It may come as a surprise, but throughout its history, colonial Hong Kong was plagued by maritime piracy. In fact, the last case of piracy that affected Hong Kong occurred in November 1998—a little over a year after the handover of Hong Kong—when a group of thirteen pirates hijacked the Hong Kong-owned cargo ship Cheung Son, bludgeoning its entire crew to death. All thirteen pirates were executed by firing squad in Shanwei, China.


The last pirates who were executed on the territory of Hong Kong proper, however, met their fate between the mid-1920s and mid-1930s, after pirate syndicates began operating like corporate criminal enterprises. This era in Hong Kong criminal history is known as the "Aggravated Piracy" Wave. Whereas piracy was defined as the act of robbery or violence on the high seas, aggravated piracy involved additional severe circumstances such as physical assault, kidnapping, or murder.

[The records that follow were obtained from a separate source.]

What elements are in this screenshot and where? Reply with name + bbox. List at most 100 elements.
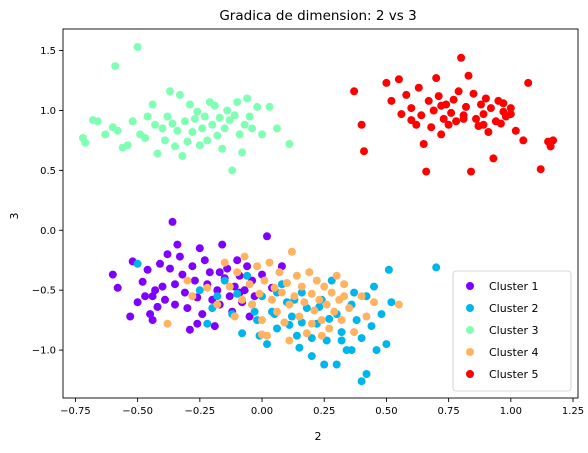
data-point [332, 360, 341, 369]
data-point [285, 140, 294, 148]
data-point [215, 268, 224, 277]
data-point [340, 280, 349, 289]
data-point [322, 300, 331, 309]
axes-frame [62, 28, 579, 399]
data-point [292, 271, 301, 280]
y-tick-label: −0.5 [32, 286, 56, 297]
data-point [203, 283, 212, 292]
data-point [233, 98, 242, 107]
data-point [317, 316, 326, 325]
data-point [195, 141, 204, 150]
data-point [148, 316, 157, 325]
data-point [185, 325, 194, 334]
data-point [258, 316, 266, 325]
data-point [268, 295, 276, 304]
data-point [220, 258, 229, 267]
data-point [148, 292, 157, 301]
y-tick-label: 1.0 [40, 106, 56, 117]
data-point [337, 328, 346, 337]
data-point [245, 312, 254, 321]
data-point [467, 167, 475, 176]
data-point [412, 120, 421, 129]
data-point [340, 292, 349, 301]
data-point [173, 240, 182, 249]
data-point [439, 114, 448, 123]
data-point [290, 292, 299, 301]
legend-box [452, 270, 572, 392]
data-point [156, 259, 164, 268]
x-tick-label: 0.25 [313, 406, 335, 417]
data-point [233, 289, 242, 298]
data-point [305, 268, 314, 277]
data-point [193, 107, 202, 116]
series-3 [78, 43, 294, 175]
data-point [330, 307, 339, 316]
data-point [153, 302, 162, 311]
y-tick-label: −1.0 [32, 346, 56, 357]
data-point [469, 89, 478, 98]
data-point [113, 283, 122, 292]
data-point [367, 322, 376, 331]
data-point [282, 279, 291, 287]
data-point [171, 142, 179, 151]
data-point [496, 119, 505, 128]
legend-label: Cluster 1 [489, 280, 539, 293]
data-point [387, 96, 396, 105]
data-point [218, 240, 227, 249]
data-point [452, 117, 461, 126]
data-point [382, 78, 391, 87]
data-point [200, 256, 209, 265]
data-point [297, 288, 306, 297]
data-point [198, 310, 207, 319]
data-point [287, 312, 296, 321]
data-point [148, 100, 157, 109]
legend-label: Cluster 4 [489, 346, 539, 359]
data-point [151, 120, 160, 129]
data-point [477, 100, 485, 109]
data-point [307, 334, 316, 343]
data-point [175, 90, 184, 99]
data-point [203, 136, 212, 145]
legend-label: Cluster 5 [489, 368, 539, 381]
data-point [506, 104, 515, 113]
data-point [258, 330, 266, 339]
data-point [312, 276, 321, 285]
data-point [253, 262, 262, 271]
data-point [362, 370, 371, 378]
data-point [444, 120, 453, 129]
data-point [245, 112, 254, 121]
data-point [208, 120, 217, 129]
data-point [108, 270, 117, 279]
data-point [307, 289, 316, 298]
chart-title: Gradica de dimension: 2 vs 3 [219, 8, 416, 24]
y-tick-label: 0.0 [40, 226, 56, 237]
legend-marker [466, 282, 474, 290]
data-point [190, 276, 199, 285]
data-point [243, 271, 252, 280]
data-point [258, 270, 266, 279]
data-point [205, 268, 214, 277]
data-point [432, 74, 441, 83]
data-point [223, 264, 232, 273]
data-point [407, 104, 416, 113]
data-point [183, 137, 192, 146]
data-point [240, 120, 249, 129]
data-point [158, 282, 167, 291]
x-tick-label: 0.00 [251, 406, 273, 417]
data-point [387, 298, 396, 307]
data-point [230, 312, 239, 321]
data-point [489, 154, 498, 163]
data-point [240, 252, 249, 261]
data-point [220, 124, 229, 133]
data-point [230, 111, 239, 120]
data-point [394, 300, 403, 309]
plot-area: −0.75 −0.50 −0.25 0.00 0.25 0.50 0.75 1.00 1.25 −… [32, 28, 584, 417]
data-point [143, 112, 152, 121]
data-point [362, 312, 371, 321]
x-tick-label: 1.00 [500, 406, 522, 417]
data-point [370, 282, 378, 291]
data-point [113, 126, 122, 135]
data-point [151, 286, 160, 295]
legend-marker [466, 326, 474, 334]
data-point [325, 314, 334, 323]
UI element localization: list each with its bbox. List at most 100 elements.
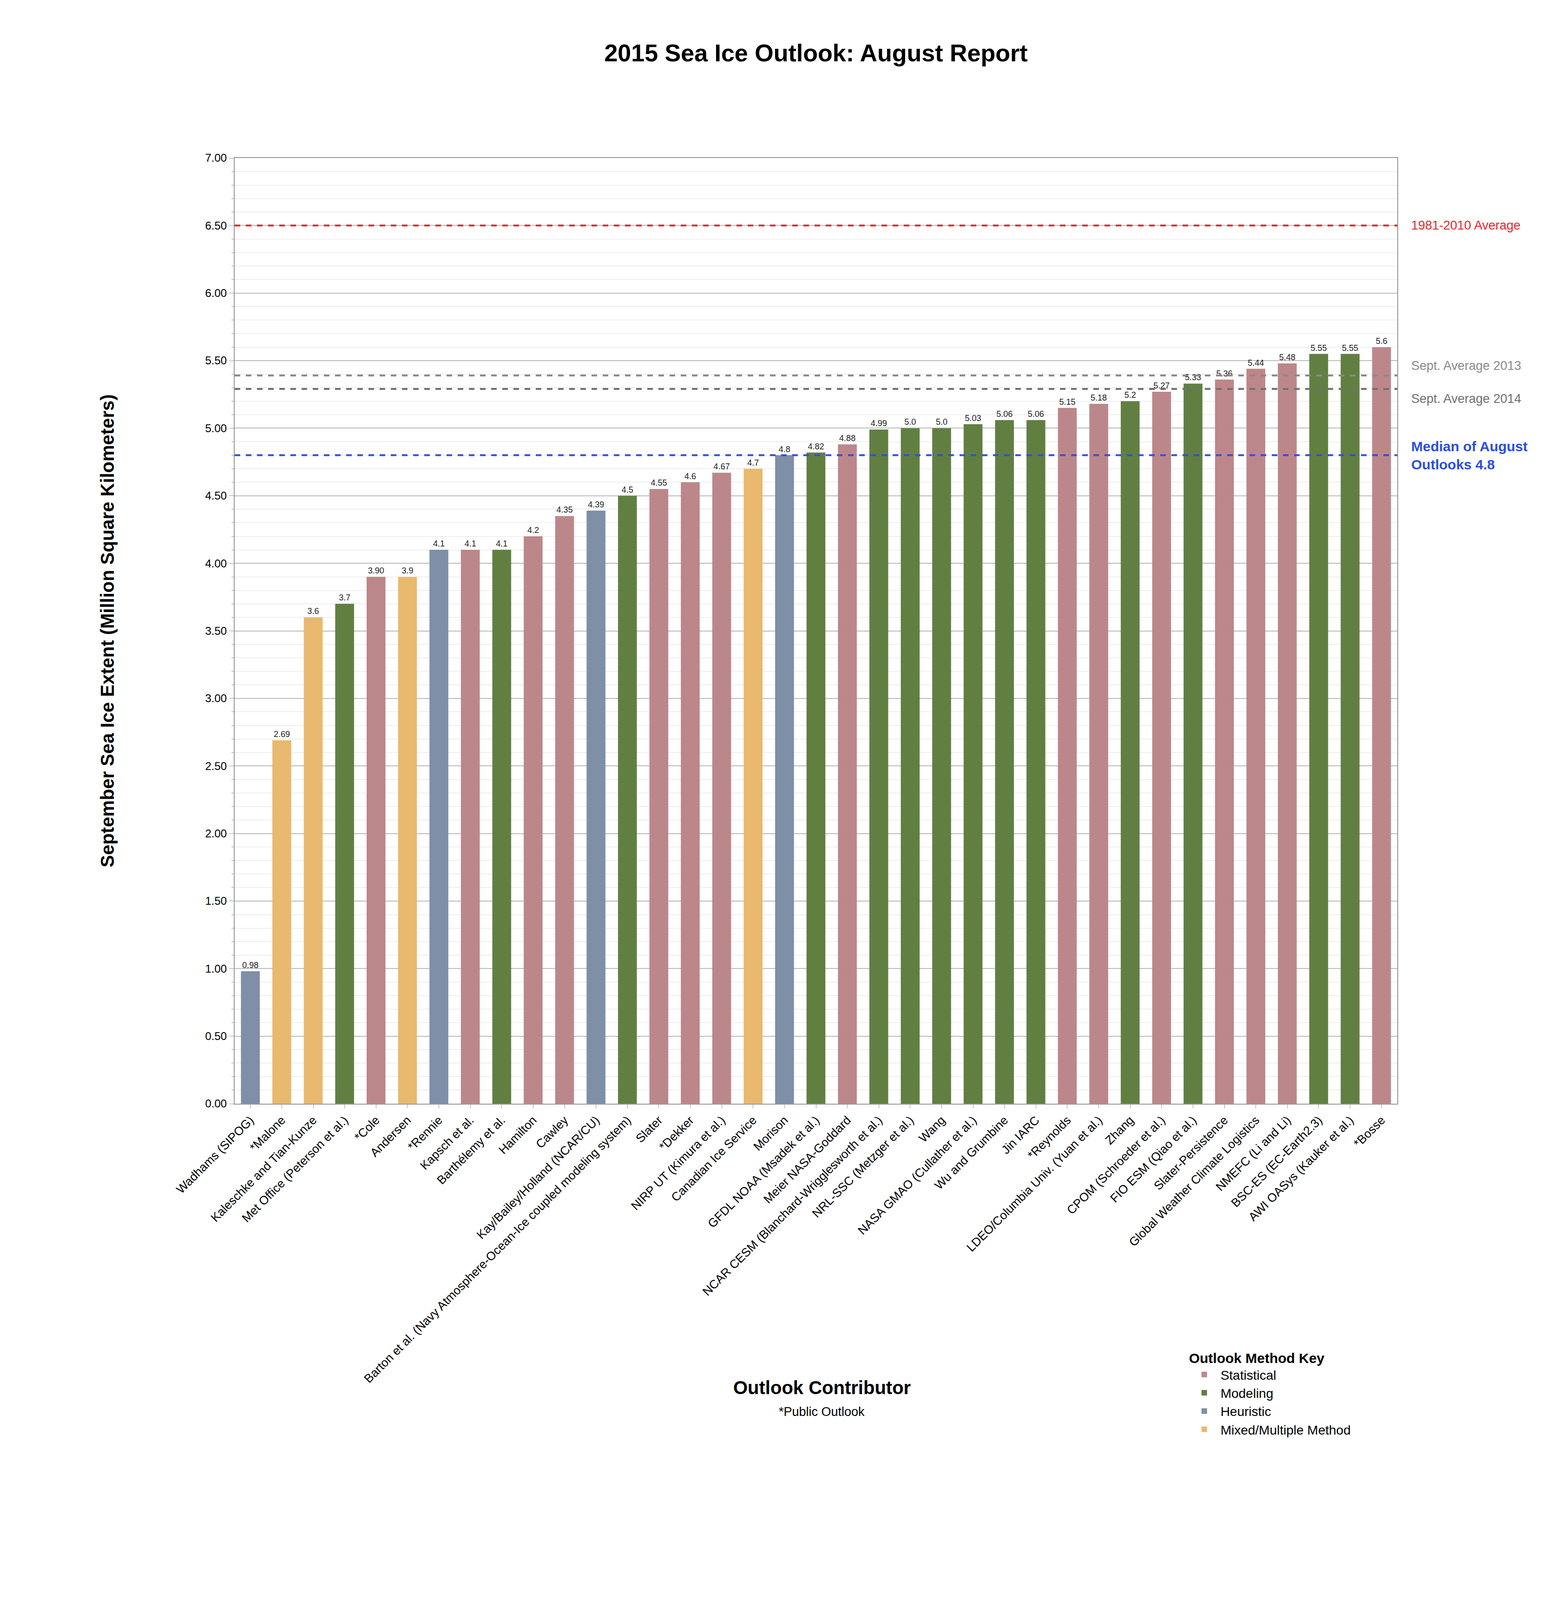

As a result, between 1926 and 1935, British colonial judges sentenced seventeen men to death for aggravated piracy, though only eleven men were sent to the gallows of Victoria Prison, better known today as Tai Kwun. These men were the last pirates to be executed in Victoria Prison before the colony moved its execution facilities to Stanley Prison, on the southern edge of Hong Kong Island, in 1937.